I had never tasted curry ketchup until I spent a school year in Germany … they use it constantly there. Every dish of french fries comes with a puddle of it, and many German restaurants also have a killer curry-wurst sausage. I haven’t been able to find it in the states other than at the occasional German restaurant, so I decided to make some.
Later, I amended this project to be a trio of condiments together for the San Diego Food Swap this month. I made spicy mustard (which I have made a few times, see here), as well as curry ketchup, and to change it up a little, instead of a cucumber pickle relish (booooor-iiiing, plus I prefer my pickles on the fried side), I decided to make a thick roasted corn and pepper relish.
All three condiments were a huge hit! Plus, they were all super-easy to make.
For the curry ketchup, I followed this recipe from Coco Cooks, except I quadrupled the recipe to make multiple jars (and I swapped every single one, so it was worth it), and instead of running it through a food mill at the end, I used my immersion hand blender to puree it, and then I used a slotted spoon to scoop out the seeds, spices and stubborn tomato chunks left inside. I also simmered mine a little longer — I figured more time letting all of the flavors get happy together couldn’t hurt. It didn’t.
I halved and quartered about 8 lbs of various ripe tomatoes, and then added all of the sugar, spices and vinegar, and set it to simmer on the stove. As it was cooking for several hours in a huge pot on the stove, I placed a few cups of mustard seeds into a bowl of beer to let them soak …
… and started a fire in my grill outside so I could char some peppers and whole ears of corn for the relish. As always, with grilling whole corn, you pull back the outer husk, then pull out the soft hair inside. Then if you are going to season it, do it now, and pull the husks back over the corn. Then place it on the hot grill with a few bell peppers.
Once the corn is cooked, simply strip the corn by removing the husk entirely, and remove the corn by standing the ear on one end and running a sharp knife down each side.

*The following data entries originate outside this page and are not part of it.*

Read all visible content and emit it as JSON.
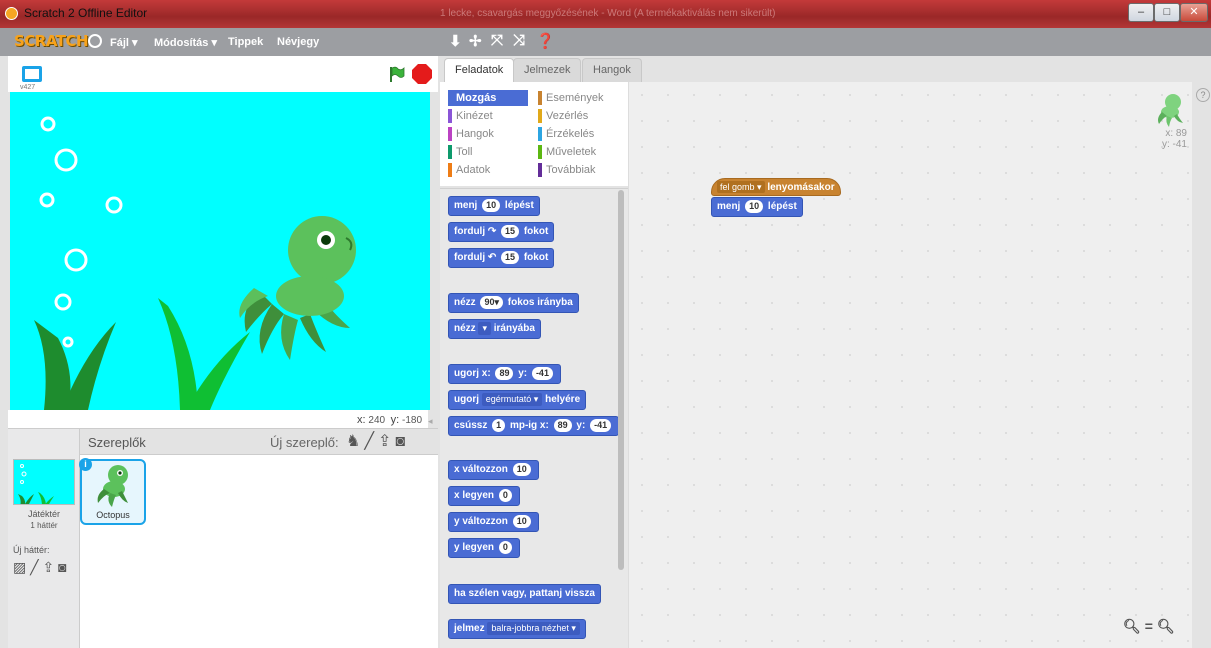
{
  "window": {
    "title": "Scratch 2 Offline Editor",
    "faded_caption": "1 lecke, csavargás meggyőzésének - Word (A termékaktiválás nem sikerült)",
    "buttons": [
      "minimize",
      "maximize",
      "close"
    ]
  },
  "menubar": {
    "logo": "SCRATCH",
    "items": [
      "Fájl ▾",
      "Módosítás ▾",
      "Tippek",
      "Névjegy"
    ],
    "tools": [
      "duplicate-icon",
      "cut-icon",
      "grow-icon",
      "shrink-icon",
      "help-icon"
    ]
  },
  "stage": {
    "version": "v427",
    "coords_x_label": "x:",
    "coords_x": "240",
    "coords_y_label": "y:",
    "coords_y": "-180"
  },
  "sprites_pane": {
    "title": "Szereplők",
    "new_sprite_label": "Új szereplő:",
    "stage_label": "Játéktér",
    "stage_sub": "1 háttér",
    "new_bg_label": "Új háttér:",
    "sprites": [
      {
        "name": "Octopus"
      }
    ]
  },
  "tabs": [
    "Feladatok",
    "Jelmezek",
    "Hangok"
  ],
  "categories": [
    {
      "label": "Mozgás",
      "color": "#4a6cd4",
      "active": true
    },
    {
      "label": "Események",
      "color": "#c88330"
    },
    {
      "label": "Kinézet",
      "color": "#8a55d7"
    },
    {
      "label": "Vezérlés",
      "color": "#e1a91a"
    },
    {
      "label": "Hangok",
      "color": "#bb42c3"
    },
    {
      "label": "Érzékelés",
      "color": "#2ca5e2"
    },
    {
      "label": "Toll",
      "color": "#0e9a6c"
    },
    {
      "label": "Műveletek",
      "color": "#5cb712"
    },
    {
      "label": "Adatok",
      "color": "#ee7d16"
    },
    {
      "label": "Továbbiak",
      "color": "#632d99"
    }
  ],
  "blocks": {
    "move": {
      "pre": "menj",
      "n": "10",
      "post": "lépést"
    },
    "turn_right": {
      "pre": "fordulj ↷",
      "n": "15",
      "post": "fokot"
    },
    "turn_left": {
      "pre": "fordulj ↶",
      "n": "15",
      "post": "fokot"
    },
    "point_dir": {
      "pre": "nézz",
      "n": "90▾",
      "post": "fokos irányba"
    },
    "point_towards": {
      "pre": "nézz",
      "n": "▾",
      "post": "irányába"
    },
    "goto_xy": {
      "pre": "ugorj x:",
      "x": "89",
      "mid": "y:",
      "y": "-41"
    },
    "goto": {
      "pre": "ugorj",
      "dd": "egérmutató ▾",
      "post": "helyére"
    },
    "glide": {
      "pre": "csússz",
      "n": "1",
      "mid": "mp-ig x:",
      "x": "89",
      "mid2": "y:",
      "y": "-41"
    },
    "change_x": {
      "pre": "x változzon",
      "n": "10"
    },
    "set_x": {
      "pre": "x legyen",
      "n": "0"
    },
    "change_y": {
      "pre": "y változzon",
      "n": "10"
    },
    "set_y": {
      "pre": "y legyen",
      "n": "0"
    },
    "bounce": {
      "pre": "ha szélen vagy, pattanj vissza"
    },
    "rotation_style": {
      "pre": "jelmez",
      "dd": "balra-jobbra nézhet ▾"
    }
  },
  "script": {
    "hat_dd": "fel gomb ▾",
    "hat_text": "lenyomásakor",
    "move_pre": "menj",
    "move_n": "10",
    "move_post": "lépést"
  },
  "sprite_info": {
    "x": "x: 89",
    "y": "y: -41"
  },
  "zoom": [
    "zoom-out-icon",
    "zoom-reset-icon",
    "zoom-in-icon"
  ]
}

Since we are making a relish, don’t worry if the kernels don’t look pretty and perfect.
Don’t forget to chop those roasted peppers, as well as a whole onion (and additional jalapeno or other peppers, if you want an extra kick:
Then, once all of the corn, peppers, and onion are diced, add 2 cups of vinegar and 1 cup of sugar, as well as 2 tablespoons each of kosher salt, garlic powder and cracked black pepper.
Let it simmer for about an hour, until the corn and onion are a little tender but still crunchy. This is an excellent topping for grilled fish and baked salmon, as well as just for a simple and tasty dip for tortilla or pita chips.
Now that the relish is finished (and getting ready for its 20-minute hot water bath), I blend the now-soft mustard seeds with fresh and smoked jalapeno pepper and smoked garlic, and puree them all a little in the food processor. Then it goes on the stove with the remaining ingredients while I puree and skim the curry ketchup.
The ketchup is refrigerator-only, but the corn relish and mustard can both be sealed in sterilized mason jars in a 20-minute hot water bath.